Nous avons tous entendu, au détour d’une interview, ce discours… jusqu’à l’éclatement de la bulle internet.

Que s’est-il passé à l’époque, en termes de renouvellement de l’économie et de création d’entreprise ?

Pour commencer, c’est justement à cette époque qu’est né le concept de business model, ou, en français modèle économique ou modèle d’affaire.

Chacun, des créateurs, investisseurs, voulaient disposer des outils pour comprendre et évaluer une situation précise. Très concrètement les fameuses TIC constituent ce que les experts nomment des « innovations technologiques de rupture », qui constituent une innovation où son application va permettre de créer plus de valeur ajoutée, ou simplifier l’accès ou l’usage d’un service ou produit, tout en baissant les coûts de production du dit produit.

Elles ont donc rendu possible la création de nouveaux modèles économiques, comme par exemple  la vente par internet, qui permet à une entreprise de disposer d’un modèle économique avec une nouvelle valeur à l’usage pour le client (il est par exemple plus aisé de trouver un livre rare et spécialisé sur ebay ou Amazon, puis de le recevoir chez soi sans se déplacer), combiné à une structure de coût inférieur (il n’y a plus de nombreux points de ventes couteux), donc des prix de vente plus faibles.

Ce phénomène a touché tous les pans de notre société, tous secteurs confondus.

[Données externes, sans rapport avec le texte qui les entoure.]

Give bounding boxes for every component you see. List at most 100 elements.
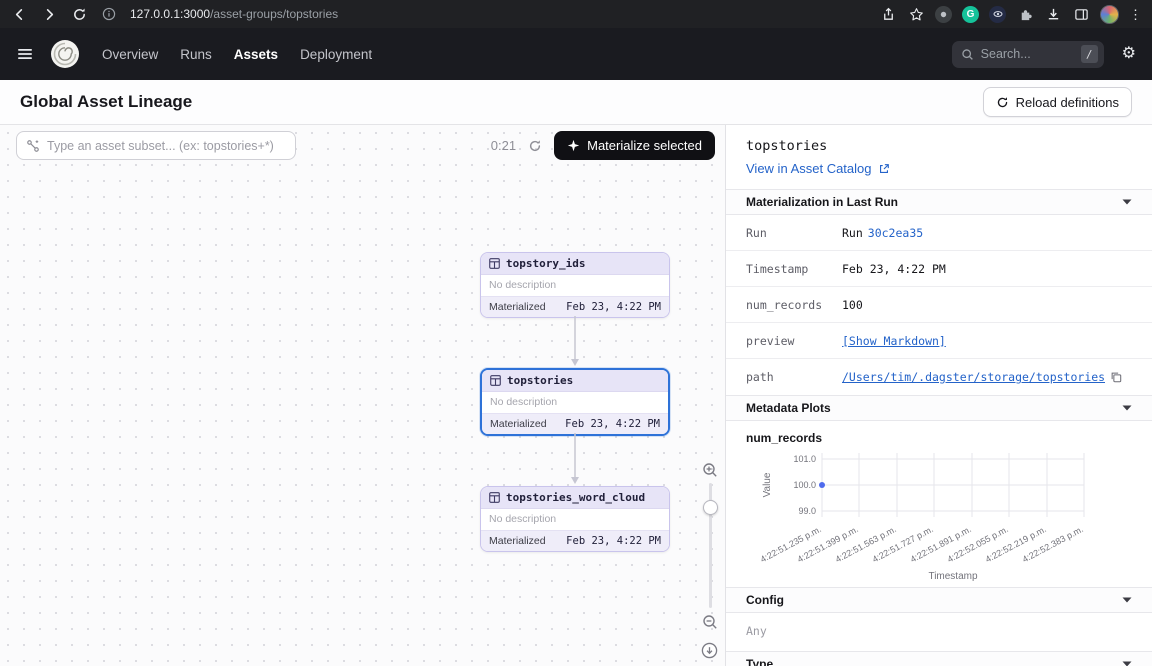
view-in-asset-catalog-link[interactable]: View in Asset Catalog bbox=[746, 161, 890, 176]
asset-name: topstories bbox=[507, 374, 573, 387]
asset-description: No description bbox=[482, 392, 668, 413]
downloads-icon[interactable] bbox=[1044, 5, 1062, 23]
page-title-bar: Global Asset Lineage Reload definitions bbox=[0, 80, 1152, 125]
url-host: 127.0.0.1:3000 bbox=[130, 7, 210, 21]
edge-arrow-1 bbox=[569, 316, 581, 367]
app-header: Overview Runs Assets Deployment Search..… bbox=[0, 28, 1152, 80]
recenter-view-icon[interactable] bbox=[701, 642, 718, 664]
num-records-chart: 101.0 100.0 99.0 Value 4:22:51.235 p.m. … bbox=[754, 447, 1152, 587]
chevron-down-icon bbox=[1122, 661, 1132, 666]
extension-icon-1[interactable] bbox=[935, 6, 952, 23]
section-config[interactable]: Config bbox=[726, 587, 1152, 613]
browser-forward-icon[interactable] bbox=[40, 5, 58, 23]
refresh-icon bbox=[996, 96, 1009, 109]
hamburger-menu-icon[interactable] bbox=[16, 45, 34, 63]
reload-definitions-button[interactable]: Reload definitions bbox=[983, 87, 1132, 117]
materialize-label: Materialize selected bbox=[587, 138, 702, 153]
chevron-down-icon bbox=[1122, 405, 1132, 411]
asset-name: topstories_word_cloud bbox=[506, 491, 645, 504]
share-icon[interactable] bbox=[879, 5, 897, 23]
graph-filter-icon bbox=[26, 139, 40, 153]
run-id-link[interactable]: 30c2ea35 bbox=[868, 226, 923, 240]
chevron-down-icon bbox=[1122, 199, 1132, 205]
asset-status: Materialized bbox=[490, 418, 547, 430]
nav-deployment[interactable]: Deployment bbox=[300, 47, 372, 62]
asset-status: Materialized bbox=[489, 535, 546, 547]
global-search[interactable]: Search... / bbox=[952, 41, 1104, 68]
asset-table-icon bbox=[489, 258, 500, 269]
storage-path-link[interactable]: /Users/tim/.dagster/storage/topstories bbox=[842, 370, 1105, 384]
sparkle-icon bbox=[567, 139, 580, 152]
edge-arrow-2 bbox=[569, 433, 581, 485]
nav-runs[interactable]: Runs bbox=[180, 47, 212, 62]
y-tick-label: 99.0 bbox=[798, 506, 816, 516]
materialize-selected-button[interactable]: Materialize selected bbox=[554, 131, 715, 160]
zoom-slider-handle[interactable] bbox=[703, 500, 718, 515]
asset-status: Materialized bbox=[489, 301, 546, 313]
browser-toolbar: 127.0.0.1:3000/asset-groups/topstories G… bbox=[0, 0, 1152, 28]
config-value: Any bbox=[726, 613, 1152, 651]
lineage-graph-panel: 0:21 Materialize selected topstory_ids N… bbox=[0, 125, 725, 666]
extension-icon-2[interactable] bbox=[989, 6, 1006, 23]
nav-assets[interactable]: Assets bbox=[234, 47, 278, 62]
section-materialization-last-run[interactable]: Materialization in Last Run bbox=[726, 189, 1152, 215]
y-axis-label: Value bbox=[762, 472, 773, 497]
browser-profile-avatar[interactable] bbox=[1100, 5, 1119, 24]
data-point bbox=[819, 482, 825, 488]
y-tick-label: 101.0 bbox=[793, 454, 816, 464]
nav-overview[interactable]: Overview bbox=[102, 47, 158, 62]
table-row-run: Run Run 30c2ea35 bbox=[726, 215, 1152, 251]
asset-name: topstory_ids bbox=[506, 257, 585, 270]
zoom-out-icon[interactable] bbox=[702, 614, 718, 635]
browser-back-icon[interactable] bbox=[10, 5, 28, 23]
asset-table-icon bbox=[490, 375, 501, 386]
section-metadata-plots[interactable]: Metadata Plots bbox=[726, 395, 1152, 421]
search-icon bbox=[961, 48, 974, 61]
browser-reload-icon[interactable] bbox=[70, 5, 88, 23]
asset-node-topstories-word-cloud[interactable]: topstories_word_cloud No description Mat… bbox=[480, 486, 670, 552]
external-link-icon bbox=[878, 163, 890, 175]
plot-title: num_records bbox=[726, 421, 1152, 447]
search-shortcut-badge: / bbox=[1081, 45, 1098, 63]
selected-asset-title: topstories bbox=[746, 138, 1132, 154]
address-bar[interactable]: 127.0.0.1:3000/asset-groups/topstories bbox=[130, 7, 867, 21]
asset-subset-input[interactable] bbox=[47, 139, 286, 153]
graph-refresh-icon[interactable] bbox=[528, 139, 542, 153]
asset-node-topstories[interactable]: topstories No description Materialized F… bbox=[480, 368, 670, 436]
bookmark-star-icon[interactable] bbox=[907, 5, 925, 23]
show-markdown-link[interactable]: [Show Markdown] bbox=[842, 334, 946, 348]
zoom-in-icon[interactable] bbox=[702, 462, 718, 483]
table-row-timestamp: Timestamp Feb 23, 4:22 PM bbox=[726, 251, 1152, 287]
asset-timestamp: Feb 23, 4:22 PM bbox=[566, 301, 661, 313]
extensions-puzzle-icon[interactable] bbox=[1016, 5, 1034, 23]
reload-definitions-label: Reload definitions bbox=[1016, 95, 1119, 110]
search-placeholder: Search... bbox=[981, 47, 1074, 61]
site-info-icon[interactable] bbox=[100, 5, 118, 23]
section-type[interactable]: Type bbox=[726, 651, 1152, 666]
asset-details-panel: topstories View in Asset Catalog Materia… bbox=[725, 125, 1152, 666]
asset-description: No description bbox=[481, 509, 669, 530]
asset-subset-filter[interactable] bbox=[16, 131, 296, 160]
chevron-down-icon bbox=[1122, 597, 1132, 603]
table-row-preview: preview [Show Markdown] bbox=[726, 323, 1152, 359]
side-panel-icon[interactable] bbox=[1072, 5, 1090, 23]
asset-node-topstory-ids[interactable]: topstory_ids No description Materialized… bbox=[480, 252, 670, 318]
asset-description: No description bbox=[481, 275, 669, 296]
refresh-countdown: 0:21 bbox=[491, 138, 516, 153]
y-tick-label: 100.0 bbox=[793, 480, 816, 490]
asset-timestamp: Feb 23, 4:22 PM bbox=[566, 535, 661, 547]
table-row-num-records: num_records 100 bbox=[726, 287, 1152, 323]
page-title: Global Asset Lineage bbox=[20, 92, 192, 112]
x-tick-label: 4:22:51.235 p.m. bbox=[759, 524, 823, 565]
settings-gear-icon[interactable]: ⚙ bbox=[1122, 46, 1136, 62]
grammarly-icon[interactable]: G bbox=[962, 6, 979, 23]
copy-icon[interactable] bbox=[1110, 371, 1122, 383]
primary-nav: Overview Runs Assets Deployment bbox=[102, 47, 372, 62]
asset-timestamp: Feb 23, 4:22 PM bbox=[565, 418, 660, 430]
dagster-logo[interactable] bbox=[50, 39, 80, 69]
url-path: /asset-groups/topstories bbox=[210, 7, 338, 21]
browser-menu-icon[interactable]: ⋮ bbox=[1129, 8, 1142, 21]
table-row-path: path /Users/tim/.dagster/storage/topstor… bbox=[726, 359, 1152, 395]
x-axis-label: Timestamp bbox=[928, 571, 978, 582]
asset-table-icon bbox=[489, 492, 500, 503]
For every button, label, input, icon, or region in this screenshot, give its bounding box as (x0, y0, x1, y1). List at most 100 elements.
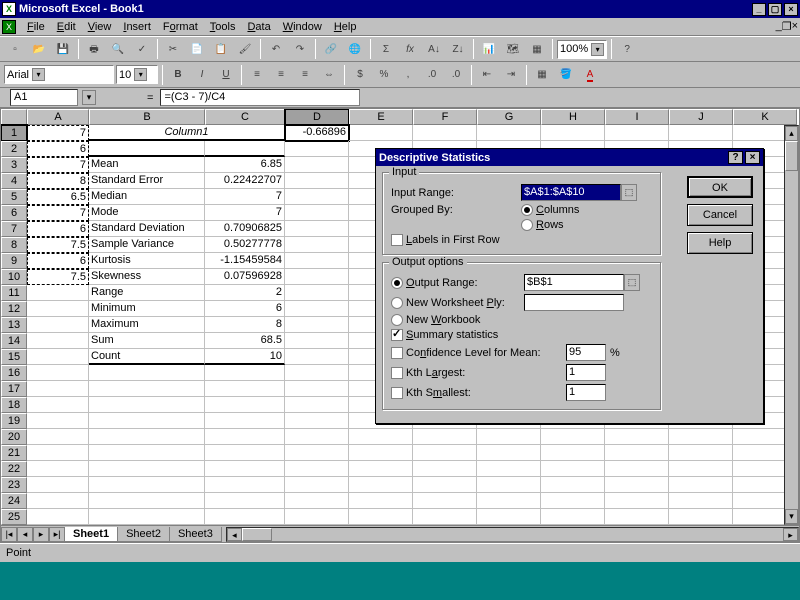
close-button[interactable]: × (784, 3, 798, 16)
cell-D25[interactable] (285, 509, 349, 525)
row-header-14[interactable]: 14 (1, 333, 27, 349)
cell-D10[interactable] (285, 269, 349, 285)
minimize-button[interactable]: _ (752, 3, 766, 16)
cell-J22[interactable] (669, 461, 733, 477)
cell-B2[interactable] (89, 141, 205, 157)
cell-B18[interactable] (89, 397, 205, 413)
cell-A1[interactable]: 7 (27, 125, 89, 141)
cell-F24[interactable] (413, 493, 477, 509)
select-all-corner[interactable] (1, 109, 27, 125)
cell-B10[interactable]: Skewness (89, 269, 205, 285)
cell-B22[interactable] (89, 461, 205, 477)
tab-nav-next[interactable]: ▸ (33, 527, 49, 542)
col-header-K[interactable]: K (733, 109, 797, 125)
dialog-help-button[interactable]: ? (728, 151, 743, 164)
row-header-10[interactable]: 10 (1, 269, 27, 285)
cell-D7[interactable] (285, 221, 349, 237)
cell-A17[interactable] (27, 381, 89, 397)
row-header-2[interactable]: 2 (1, 141, 27, 157)
cell-J1[interactable] (669, 125, 733, 141)
row-header-1[interactable]: 1 (1, 125, 27, 141)
cell-D1[interactable]: -0.66896 (285, 125, 349, 141)
cell-F20[interactable] (413, 429, 477, 445)
dialog-close-button[interactable]: × (745, 151, 760, 164)
menu-edit[interactable]: Edit (51, 19, 82, 35)
row-header-17[interactable]: 17 (1, 381, 27, 397)
comma-button[interactable]: , (397, 64, 419, 85)
cell-G24[interactable] (477, 493, 541, 509)
cell-B16[interactable] (89, 365, 205, 381)
zoom-combo[interactable]: 100%▾ (557, 40, 607, 59)
align-right-button[interactable]: ≡ (294, 64, 316, 85)
kth-smallest-field[interactable]: 1 (566, 384, 606, 401)
input-range-field[interactable]: $A$1:$A$10 (521, 184, 621, 201)
cell-H21[interactable] (541, 445, 605, 461)
cell-A18[interactable] (27, 397, 89, 413)
cell-B17[interactable] (89, 381, 205, 397)
cell-C11[interactable]: 2 (205, 285, 285, 301)
scroll-left-icon[interactable]: ◂ (227, 528, 242, 541)
cell-B25[interactable] (89, 509, 205, 525)
cell-C6[interactable]: 7 (205, 205, 285, 221)
cell-A12[interactable] (27, 301, 89, 317)
vertical-scrollbar[interactable]: ▴ ▾ (784, 125, 799, 525)
cell-A5[interactable]: 6.5 (27, 189, 89, 205)
cell-A13[interactable] (27, 317, 89, 333)
tab-sheet2[interactable]: Sheet2 (117, 527, 170, 542)
sort-desc-button[interactable]: Z↓ (447, 39, 469, 60)
refedit-icon[interactable]: ⬚ (624, 274, 640, 291)
cell-D9[interactable] (285, 253, 349, 269)
scroll-thumb[interactable] (785, 141, 798, 171)
scroll-thumb[interactable] (242, 528, 272, 541)
cell-C16[interactable] (205, 365, 285, 381)
menu-insert[interactable]: Insert (117, 19, 157, 35)
cell-B12[interactable]: Minimum (89, 301, 205, 317)
currency-button[interactable]: $ (349, 64, 371, 85)
cell-I1[interactable] (605, 125, 669, 141)
cell-A4[interactable]: 8 (27, 173, 89, 189)
cell-H25[interactable] (541, 509, 605, 525)
cell-B19[interactable] (89, 413, 205, 429)
menu-format[interactable]: Format (157, 19, 204, 35)
cell-I23[interactable] (605, 477, 669, 493)
cell-A20[interactable] (27, 429, 89, 445)
borders-button[interactable]: ▦ (531, 64, 553, 85)
cell-D14[interactable] (285, 333, 349, 349)
cell-B11[interactable]: Range (89, 285, 205, 301)
cell-C10[interactable]: 0.07596928 (205, 269, 285, 285)
row-header-16[interactable]: 16 (1, 365, 27, 381)
cell-I20[interactable] (605, 429, 669, 445)
tab-nav-prev[interactable]: ◂ (17, 527, 33, 542)
cell-B8[interactable]: Sample Variance (89, 237, 205, 253)
cell-B21[interactable] (89, 445, 205, 461)
fill-color-button[interactable]: 🪣 (555, 64, 577, 85)
cell-D23[interactable] (285, 477, 349, 493)
cell-G23[interactable] (477, 477, 541, 493)
dialog-titlebar[interactable]: Descriptive Statistics ? × (376, 149, 763, 166)
help-button[interactable]: Help (687, 232, 753, 254)
cell-F22[interactable] (413, 461, 477, 477)
cell-J20[interactable] (669, 429, 733, 445)
row-header-23[interactable]: 23 (1, 477, 27, 493)
cell-C21[interactable] (205, 445, 285, 461)
underline-button[interactable]: U (215, 64, 237, 85)
cell-A16[interactable] (27, 365, 89, 381)
cell-J25[interactable] (669, 509, 733, 525)
map-button[interactable]: 🗺 (502, 39, 524, 60)
col-header-F[interactable]: F (413, 109, 477, 125)
cell-C25[interactable] (205, 509, 285, 525)
decrease-indent-button[interactable]: ⇤ (476, 64, 498, 85)
cell-A10[interactable]: 7.5 (27, 269, 89, 285)
decrease-decimal-button[interactable]: .0 (445, 64, 467, 85)
tab-nav-first[interactable]: |◂ (1, 527, 17, 542)
cell-I21[interactable] (605, 445, 669, 461)
cell-B14[interactable]: Sum (89, 333, 205, 349)
row-header-12[interactable]: 12 (1, 301, 27, 317)
cell-A23[interactable] (27, 477, 89, 493)
cell-G1[interactable] (477, 125, 541, 141)
cell-C22[interactable] (205, 461, 285, 477)
merge-center-button[interactable]: ⇔ (318, 64, 340, 85)
undo-button[interactable]: ↶ (265, 39, 287, 60)
namebox-dropdown[interactable]: ▾ (82, 90, 96, 105)
col-header-A[interactable]: A (27, 109, 89, 125)
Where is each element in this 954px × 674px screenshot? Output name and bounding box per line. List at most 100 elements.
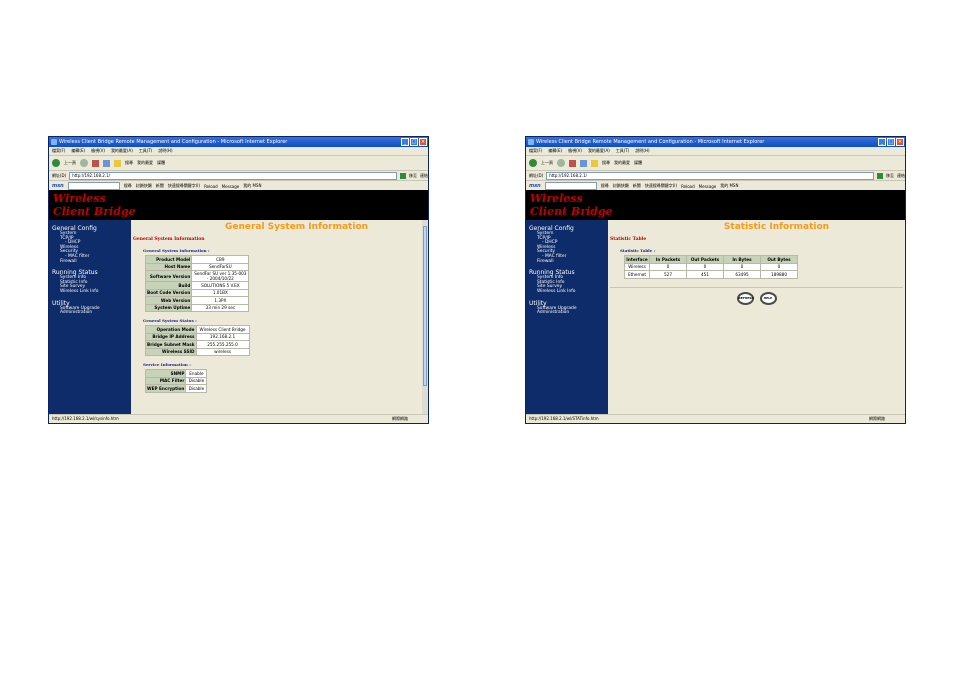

Au niveau des sciences économiques,  au niveau du management et de la stratégie d’entreprise,  on ne peut donc parler de « nouvelle économie ». Vous ne trouverez donc aucun chercheur ou spécialiste faisant référence dans ses recherches à ce terme.

 

Ces cas d’innovation de rupture et de renouvellement des modèles économiques, aujourd’hui,  nous pouvons le constater tous les jours, avec une apparition accrue de ces phénomènes.

Aujourd’hui comme il y  a 20 ans, il n’y a donc pas de nouvelle économie, mais l’apparition de nouveaux modèles économiques, proposant quelque chose de radicalement nouveau, avec un accès ou un usage plus simple et offrant de nouvelles valeurs à l’usage,  tout en combinant une structure de coûts inférieure ou plus agile.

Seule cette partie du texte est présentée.